About Privacy:
Filter Bubble - How Giants Make Money
It all started with very subtle content improvements. You saw that ads served by Google became more accurate and strangely enough, on every website you visited, ads were served for your specific location. No big deal. After all, it is better to see relevant ads than random products you would never buy.
I am sure you asked yourself many times how come all these great services available online are free. How is it possible that giants such as Google or Facebook, which are valued in billions of euros, are offering all this great stuff for free? It is simple... they have only one really valuable product on sale... you!
How exactly do they make money?
It is quite simple. They constantly collect information about you, your browsing habits, spending trends and how much time you spend online. Once a good chunk of data has been collected, they offer big corporations the opportunity to serve their ads to a targeted group of people.
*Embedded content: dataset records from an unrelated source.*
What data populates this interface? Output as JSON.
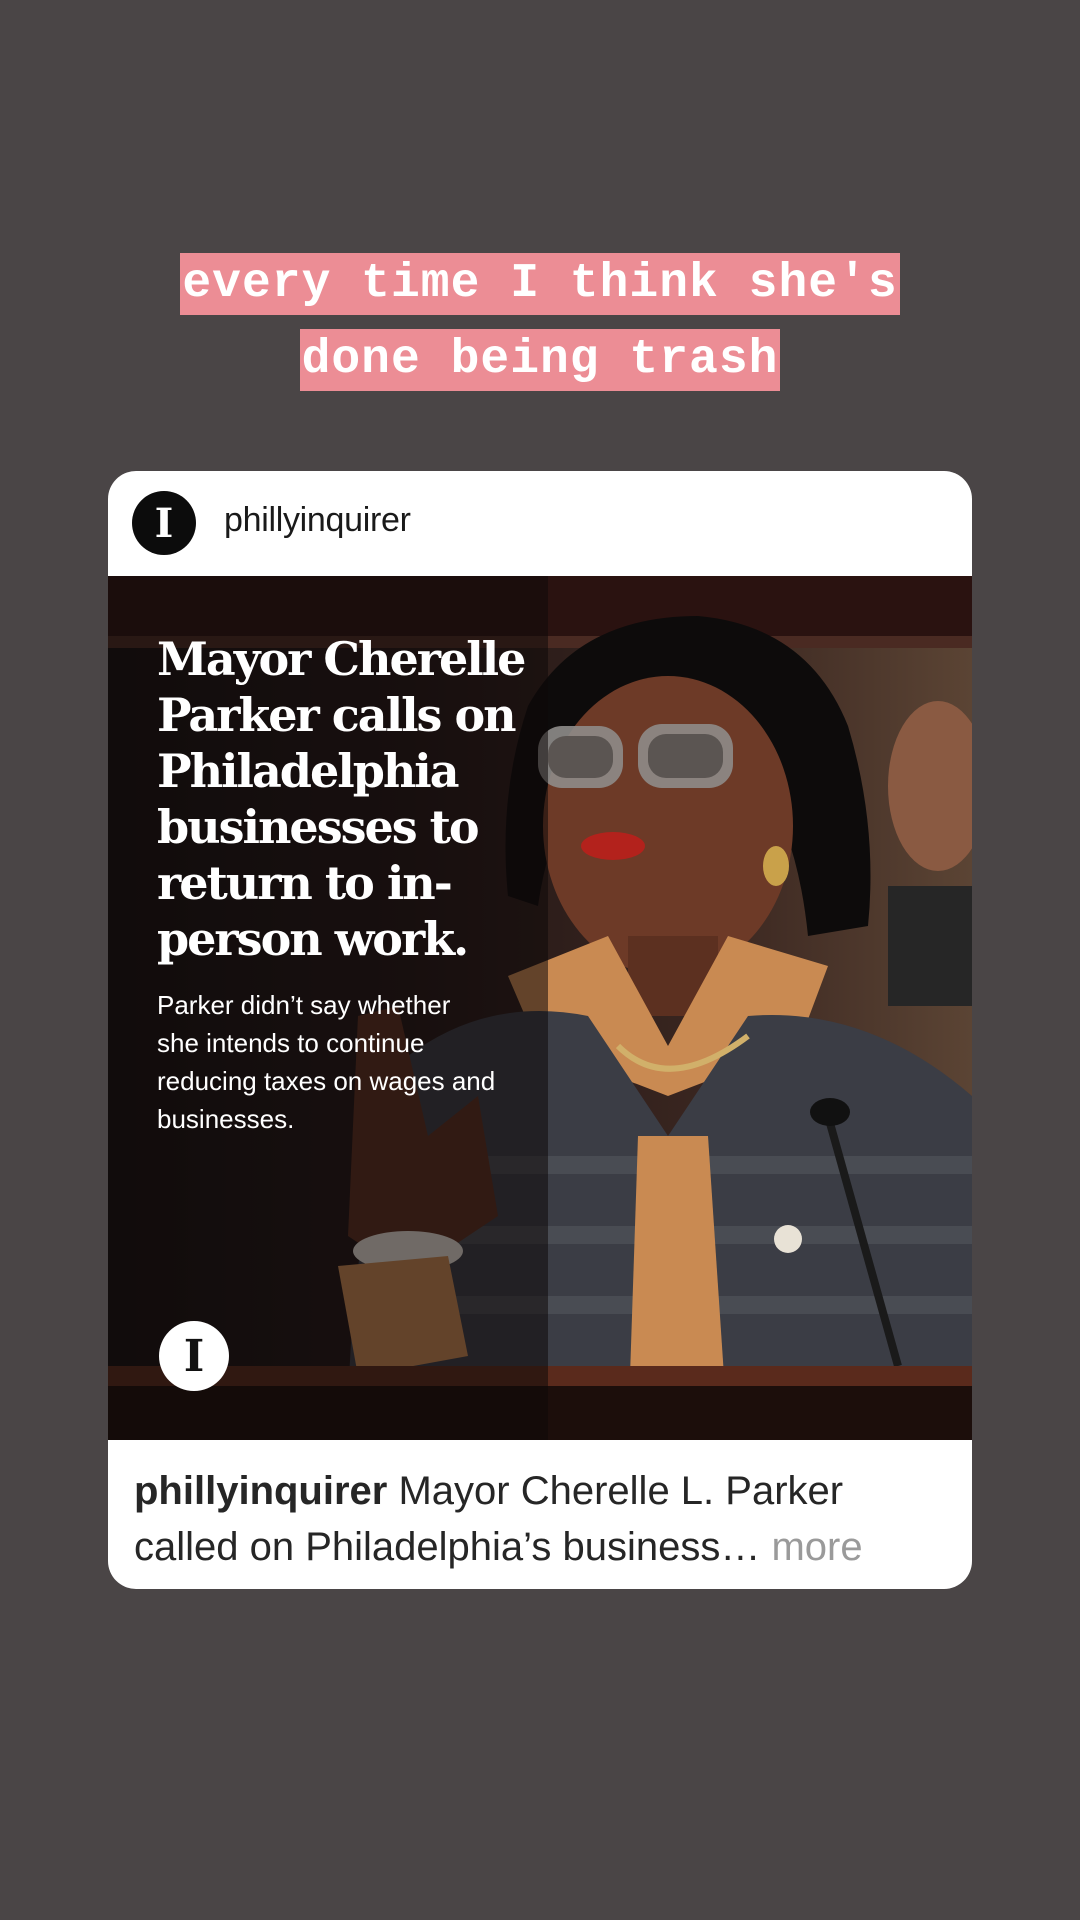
{
  "story": {
    "caption_line1": "every time I think she's",
    "caption_line2": "done being trash"
  },
  "post": {
    "avatar_letter": "I",
    "username": "phillyinquirer",
    "image": {
      "headline": "Mayor Cherelle Parker calls on Philadelphia businesses to return to in-person work.",
      "subhead": "Parker didn’t say whether she intends to continue reducing taxes on wages and businesses.",
      "logo_letter": "I"
    },
    "caption": {
      "username": "phillyinquirer",
      "text": " Mayor Cherelle L. Parker called on Philadelphia’s business",
      "ellipsis": "…",
      "more_label": " more"
    }
  },
  "colors": {
    "background": "#4a4546",
    "caption_highlight": "#ec8d95",
    "more_text": "#9a9a9a"
  }
}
Let's say you spent a bit of time researching mobile phones. All of a sudden you see ads from major mobile networks in your country and Amazon sends you special sale offers on the latest smartphones. Coincidence? Not at all.
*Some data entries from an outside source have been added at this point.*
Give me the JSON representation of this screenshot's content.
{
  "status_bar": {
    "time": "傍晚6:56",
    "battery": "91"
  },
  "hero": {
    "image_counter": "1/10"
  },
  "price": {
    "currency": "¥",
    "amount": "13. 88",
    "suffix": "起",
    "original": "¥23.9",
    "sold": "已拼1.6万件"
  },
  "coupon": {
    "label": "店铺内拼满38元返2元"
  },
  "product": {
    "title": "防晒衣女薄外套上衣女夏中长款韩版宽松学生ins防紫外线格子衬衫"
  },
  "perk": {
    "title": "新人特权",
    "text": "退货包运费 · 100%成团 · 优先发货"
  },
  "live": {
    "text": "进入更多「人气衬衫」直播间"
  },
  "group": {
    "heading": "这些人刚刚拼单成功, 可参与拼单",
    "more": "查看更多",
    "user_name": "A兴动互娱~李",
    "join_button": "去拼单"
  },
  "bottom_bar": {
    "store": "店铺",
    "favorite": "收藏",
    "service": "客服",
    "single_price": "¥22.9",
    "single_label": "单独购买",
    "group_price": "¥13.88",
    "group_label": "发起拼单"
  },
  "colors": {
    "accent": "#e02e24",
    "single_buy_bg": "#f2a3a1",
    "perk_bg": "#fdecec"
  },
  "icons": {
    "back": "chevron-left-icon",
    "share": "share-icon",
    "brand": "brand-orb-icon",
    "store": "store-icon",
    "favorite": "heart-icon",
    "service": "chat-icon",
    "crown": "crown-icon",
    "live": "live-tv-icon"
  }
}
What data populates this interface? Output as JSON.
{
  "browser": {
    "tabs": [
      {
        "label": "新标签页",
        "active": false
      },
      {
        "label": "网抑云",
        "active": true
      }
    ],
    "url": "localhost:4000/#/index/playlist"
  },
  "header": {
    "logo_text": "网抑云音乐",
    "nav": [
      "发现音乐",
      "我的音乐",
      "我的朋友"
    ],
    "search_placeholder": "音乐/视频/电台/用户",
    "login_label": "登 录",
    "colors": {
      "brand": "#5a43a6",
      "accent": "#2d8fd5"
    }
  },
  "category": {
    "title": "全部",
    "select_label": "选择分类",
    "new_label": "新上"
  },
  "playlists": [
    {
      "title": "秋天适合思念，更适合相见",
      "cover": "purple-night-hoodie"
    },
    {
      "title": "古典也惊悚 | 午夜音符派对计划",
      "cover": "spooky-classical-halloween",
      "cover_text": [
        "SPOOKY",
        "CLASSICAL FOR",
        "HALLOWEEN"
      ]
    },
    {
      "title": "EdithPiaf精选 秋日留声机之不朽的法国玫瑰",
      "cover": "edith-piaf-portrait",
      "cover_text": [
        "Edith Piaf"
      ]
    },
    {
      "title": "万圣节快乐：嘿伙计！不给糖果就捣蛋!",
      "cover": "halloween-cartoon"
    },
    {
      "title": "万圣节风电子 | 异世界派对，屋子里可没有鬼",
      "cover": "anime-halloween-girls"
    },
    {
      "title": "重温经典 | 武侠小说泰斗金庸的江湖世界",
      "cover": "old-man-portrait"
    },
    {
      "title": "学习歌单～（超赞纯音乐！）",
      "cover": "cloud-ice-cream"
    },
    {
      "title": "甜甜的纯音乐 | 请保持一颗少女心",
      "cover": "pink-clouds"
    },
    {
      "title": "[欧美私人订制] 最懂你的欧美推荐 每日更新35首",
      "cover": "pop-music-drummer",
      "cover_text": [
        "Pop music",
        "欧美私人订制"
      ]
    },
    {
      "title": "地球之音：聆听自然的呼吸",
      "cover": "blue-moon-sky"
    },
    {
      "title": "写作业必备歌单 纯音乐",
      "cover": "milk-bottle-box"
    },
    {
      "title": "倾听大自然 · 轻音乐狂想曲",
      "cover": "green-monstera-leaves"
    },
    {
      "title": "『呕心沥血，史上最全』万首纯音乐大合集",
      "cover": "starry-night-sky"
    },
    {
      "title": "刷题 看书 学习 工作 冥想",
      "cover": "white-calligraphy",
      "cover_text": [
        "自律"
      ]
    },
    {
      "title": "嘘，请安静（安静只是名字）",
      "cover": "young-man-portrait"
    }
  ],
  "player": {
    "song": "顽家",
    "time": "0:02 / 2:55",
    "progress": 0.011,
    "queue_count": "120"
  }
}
Where is the problem then?
All this is pretty harmless... after all you want to see relevant ads. But the problem lays somewhere else. These companies start making decisions for you without making you aware of the changes. It's no longer only ads. The news you see, the pages that show up in search results... everything is filtered and based on guesstimates.
Facebook only shows you updates from friends you communicate with most, Google tries to guess which page will be most relevant to your query, location and browsing history. We can all hope and naively trust that the results we see are picked for our convenience but the stuff that we don't see can be important too, and it should be us making the decisions about what is important and what isn't.
Soon we will only see pages and connections that influence us to buy stuff. Google, Facebook and other social networks are advertising companies... this is how they make money and the more targeted their ads are, the bigger their revenues.
How can we change this?
You might think that logging out of all accounts and clearing your browser history, cookies and cache will save you from this. The truth is that it doesn't matter - your IP is enough to collect data about your online activities and every device connected to the Internet has one. If you are lucky enough to have a modern smartphone, then your location is also traced and stored.
There is not much we can do individually other than making others aware of these common practices. It is already being investigated in many countries (including the UK) and hopefully new laws will be introduced to prevent companies from filtering content without user awareness before it gets too far. Google and Apple have already been charged for storing location data on mobile devices.